All month long, I’m focusing on featured birds that highlight the best of autumn. Yet there is so much about the season to highlight, it can be hard to choose! For many people, the rich, jewel-tone colors of changing foliage are a key part of the season. For others, harvest foods and savory flavors truly make autumn all it is meant to be. For still others, fall means hunting season, whether that means hunting with a camera, binoculars, bow or rifle. Fortunately, this week’s featured bird can be all of these facets of fall.
Name: Ring-Necked Pheasant, Common Pheasant
Scientific Name: Phasianus colchicus
Scientific Family: Phasianidae (Pheasants, Partridges, Turkeys and Grouse)
Habitat: Found in brushy, overgrown fields, including agricultural areas, meadows, prairies and forest edges, as well as alongside roads in rural areas. Longer grasses and scattered shrubbery are preferred because of the cover they provide for these shy, skittish birds. Because these birds may be kept in exotic collections or as part of game reserves, they may occasionally be found in unexpected areas, including parks, gardens or suburban regions.
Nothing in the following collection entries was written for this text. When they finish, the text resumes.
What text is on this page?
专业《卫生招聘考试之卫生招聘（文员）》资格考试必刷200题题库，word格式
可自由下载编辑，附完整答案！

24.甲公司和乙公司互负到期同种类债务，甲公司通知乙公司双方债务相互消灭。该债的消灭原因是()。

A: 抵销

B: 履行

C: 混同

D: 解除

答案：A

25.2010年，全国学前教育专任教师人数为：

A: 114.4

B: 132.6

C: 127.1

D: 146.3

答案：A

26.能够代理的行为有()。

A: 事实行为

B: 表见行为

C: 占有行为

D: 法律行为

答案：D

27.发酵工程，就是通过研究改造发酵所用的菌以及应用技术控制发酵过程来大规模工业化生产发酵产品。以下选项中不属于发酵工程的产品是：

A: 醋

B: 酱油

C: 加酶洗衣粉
Range: A year-round resident of suitable habitats from south-central Canada through the western United States as far south as central California, northern Arizona, central New Mexico and northern Texas. The ring-necked pheasant’s range extends east to New England and Nova Scotia, though they are absent from the northernmost regions of Minnesota and the Great Lakes area. What many birders don’t realize, however, is that these birds are not native to North America – they originated in similar habitats in Asia, the Middle East and eastern Europe, and have been introduced to western Europe and North America, where they now thrive.
Ring-necked pheasants are distinctive, chicken-like birds with their long, slender tails, round bodies, long necks and small heads. Their colors are all the tones of autumn, with the males having coppery plumage with black scaling below and white dots above. The brown tail is barred with black, and the rump is golden-brown. A broad white necklace encircles the neck and contrasts with the deep green head, bright red face and golden-white crown, as well as the amber eyes and ivory bill. The breast is a deep chestnut hue, darker than the coppery wings. Females are less brilliantly colored and more mottled brown, tan, buff and black to serve as exceptional camouflage.
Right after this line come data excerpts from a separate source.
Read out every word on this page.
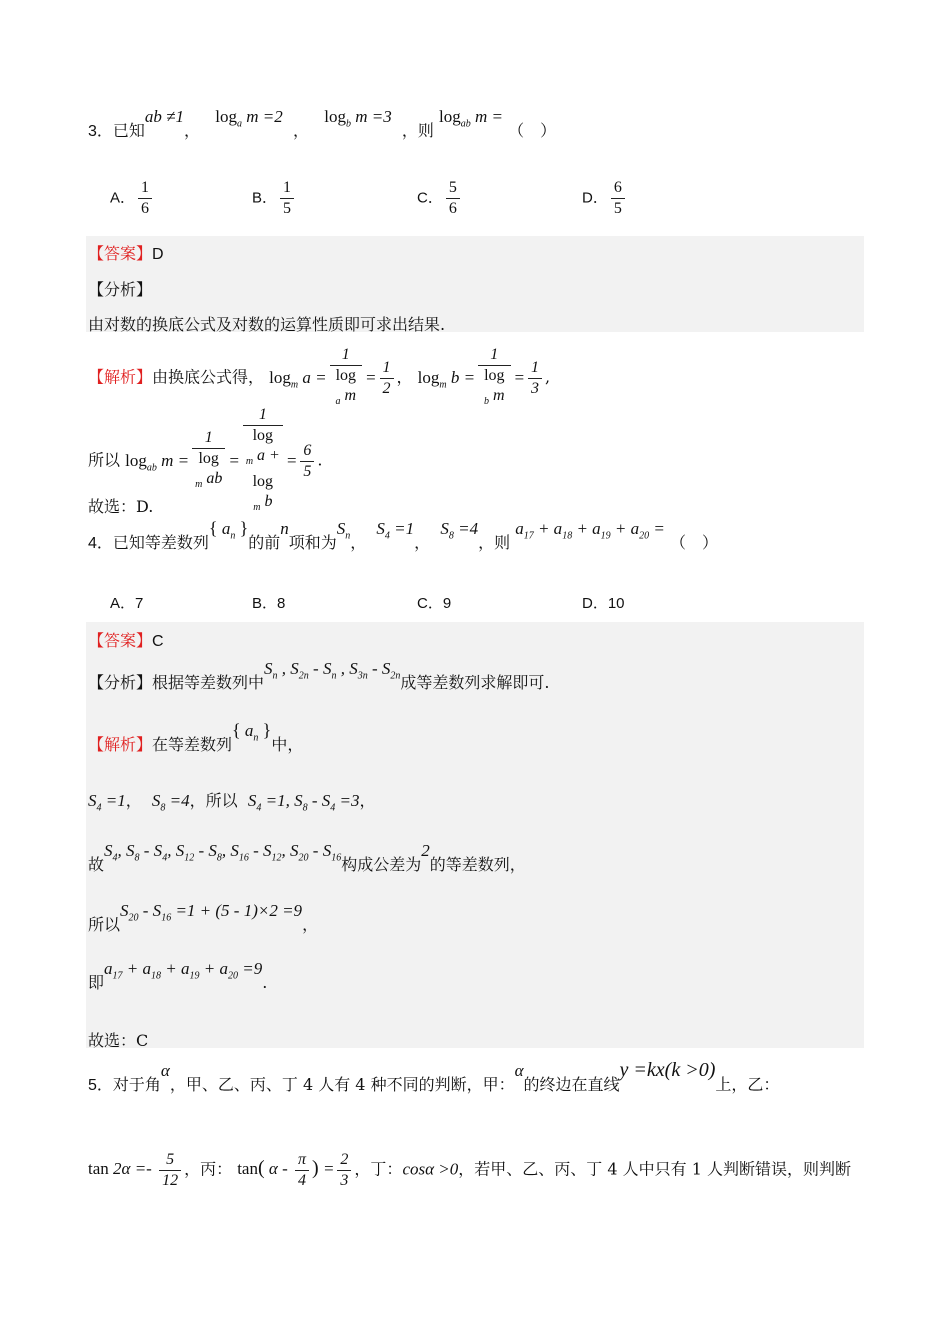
3．已知ab ≠1，   $\log_a m =2$  ，   $\log_b m =3$  ，则 $\log_{ab} m$ = （　）
A． $\frac{1}{6}$	B． $\frac{1}{5}$	C． $\frac{5}{6}$	D． $\frac{6}{5}$
【答案】D
【分析】
由对数的换底公式及对数的运算性质即可求出结果.
【解析】由换底公式得， $\log_m a = 1$
log
$_a$ $m = \frac{1}{2}$ ， $\log_m b = 1$
log
$_b$ $m = \frac{1}{3}$ ,
所以 $\log_{ab} m = 1$
log
$_m$ ab = 1
log
$_m$ a +
log
$_m$ $b = \frac{6}{5}$ .
故选：D.
4．已知等差数列{ $a_n$ }的前n项和为$S_n$，  $S_4 =1$，  $S_8 =4$，则 $a_{17} + a_{18} + a_{19} + a_{20}$ = （　）
A．7	B．8	C．9	D．10
【答案】C
【分析】根据等差数列中$S_n$ , $S_{2n} - S_n$ , $S_{3n} - S_{2n}$成等差数列求解即可.
【解析】在等差数列{ $a_n$ }中，
$S_4 =1$，  $S_8 =4$，所以 $S_4 =1$, $S_8 - S_4 =3$，
故$S_4$, $S_8 - S_4$, $S_{12} - S_8$, $S_{16} - S_{12}$, $S_{20} - S_{16}$构成公差为2的等差数列，
所以$S_{20} - S_{16} =1 + (5 - 1)\times 2 =9$，
即$a_{17} + a_{18} + a_{19} + a_{20} =9$.
故选：C
5．对于角α，甲、乙、丙、丁 4 人有 4 种不同的判断，甲：α的终边在直线y =kx(k >0)上，乙：
$\tan 2\alpha =- \frac{5}{12}$ ，丙： tan( α - $\frac{\pi}{4}$ ) = $\frac{2}{3}$ ，丁：cosα >0，若甲、乙、丙、丁 4 人中只有 1 人判断错误，则判断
Despite their bold plumage, these birds can be difficult to see as they skulk in faded fields, staying behind clumps of dried grasses and keeping a low profile to avoid predators. Of course, during the spring breeding season, males want to stand out as much as possible, and I’ve had the dubious privilege of having a male ring-necked pheasant outside my office window for hours at a time one year, standing atop a boulder and making incessant, loud, obnoxious calls roughly once a minute. I wasn’t particularly impressed with his courtship display – though he did show amazing stamina – nor am I certain any females fell for his charms, but he did settle down after darkness (thank goodness, or we might have had to have words).
In addition to their coloration, these birds also epitomize fall with their status as a game bird. As a group, pheasants are some of the most hunted game birds worldwide, and different types of pheasants are often hunted in different regions – which can bring them to different tables and menus as a savory fall treat. While I don’t hunt personally, I recognize, acknowledge and support the vital part organized, regulated hunting can play in thoughtful bird conservation. Controlled hunting can monitor overall populations as well as help control overpopulation and augment wild populations with captive-raised birds released on game reserves. The smartest and strongest will survive to help bolster the population after the hunting season ends, ensuring there are more ring-necked pheasants for us all to see and enjoy every autumn.